Yorkhill: Evaluating gastroenteritis bacterial multiplex. Doing norovirus PCR
now also. An MSc project is looking at molecular testing for ESBLs inc. CTXM from blood culture isolates. Assessing new requirements following the
move to the Southern General at the end of April, not solely paediatric
anymore.
Aberdeen: Running own HCV viral load assays (QiaSymphony + in-house
assay) and testing HIV viral loads in parallel with sending them to Gartnavel.
Looking at B. pertussis in-house PCR, also BK virus and Flu A H3.
9.
Miscellaneous
DY noted that with the Olympics in the summer, HPA have been developing
in-house PCR assays for respiratory, gastroenteritis etc.

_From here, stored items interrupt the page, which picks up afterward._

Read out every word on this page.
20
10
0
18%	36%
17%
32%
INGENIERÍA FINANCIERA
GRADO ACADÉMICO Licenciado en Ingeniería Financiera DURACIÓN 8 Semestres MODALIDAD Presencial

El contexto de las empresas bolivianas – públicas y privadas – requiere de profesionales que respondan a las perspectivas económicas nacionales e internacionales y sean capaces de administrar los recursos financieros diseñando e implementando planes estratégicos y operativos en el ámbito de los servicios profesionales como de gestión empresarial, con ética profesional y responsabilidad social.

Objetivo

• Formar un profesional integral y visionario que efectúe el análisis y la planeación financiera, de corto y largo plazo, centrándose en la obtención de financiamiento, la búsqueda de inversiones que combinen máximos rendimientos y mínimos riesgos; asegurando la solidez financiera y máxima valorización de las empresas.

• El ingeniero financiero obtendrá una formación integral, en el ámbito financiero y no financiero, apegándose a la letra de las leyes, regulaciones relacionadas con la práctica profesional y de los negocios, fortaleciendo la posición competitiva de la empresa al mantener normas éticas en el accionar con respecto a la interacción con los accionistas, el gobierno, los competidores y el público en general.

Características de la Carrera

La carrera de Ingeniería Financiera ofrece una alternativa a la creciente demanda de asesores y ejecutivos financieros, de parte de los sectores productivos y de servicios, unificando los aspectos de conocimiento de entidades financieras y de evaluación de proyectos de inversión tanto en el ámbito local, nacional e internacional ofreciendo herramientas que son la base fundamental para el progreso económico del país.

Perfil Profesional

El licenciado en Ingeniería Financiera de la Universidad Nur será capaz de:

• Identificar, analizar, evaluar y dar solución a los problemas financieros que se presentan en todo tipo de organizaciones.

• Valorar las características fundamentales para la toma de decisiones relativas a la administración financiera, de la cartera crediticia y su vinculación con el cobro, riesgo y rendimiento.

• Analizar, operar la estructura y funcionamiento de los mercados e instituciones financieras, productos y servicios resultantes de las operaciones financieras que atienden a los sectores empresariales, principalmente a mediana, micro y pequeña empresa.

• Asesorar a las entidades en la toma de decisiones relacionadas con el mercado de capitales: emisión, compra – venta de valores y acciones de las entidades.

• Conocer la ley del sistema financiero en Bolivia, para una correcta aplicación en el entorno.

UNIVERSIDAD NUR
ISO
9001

Discussion around gastroenteritis PCR. Drivers are now infection control,
decreased number and skill of staff, rather than turn-around times and
sensitivity. Is there an evidence base for use in infection control? KT noted
infection control act on basis of symptoms not results. Automated systems
required for extraction e.g. Roche Magnapure, QiaSymphony. However, no
fully walk-away solution, all modular except BDMax, but requirement for high
through-put.
Discussion as to whether the meeting should retain a predominantly viral
focus or should include bacterial molecular testing. Acknowledgement that
most development currently is around bacterial PCR. Two parallel groups
were suggested as an alternative. There would be overlap as most
laboratories are increasingly working in a cross-disciplinary manner for
“molecular”. This issue will be raised at the Scottish Consultants meeting.
Date of Next Meeting: Wednesday 19th September 2012.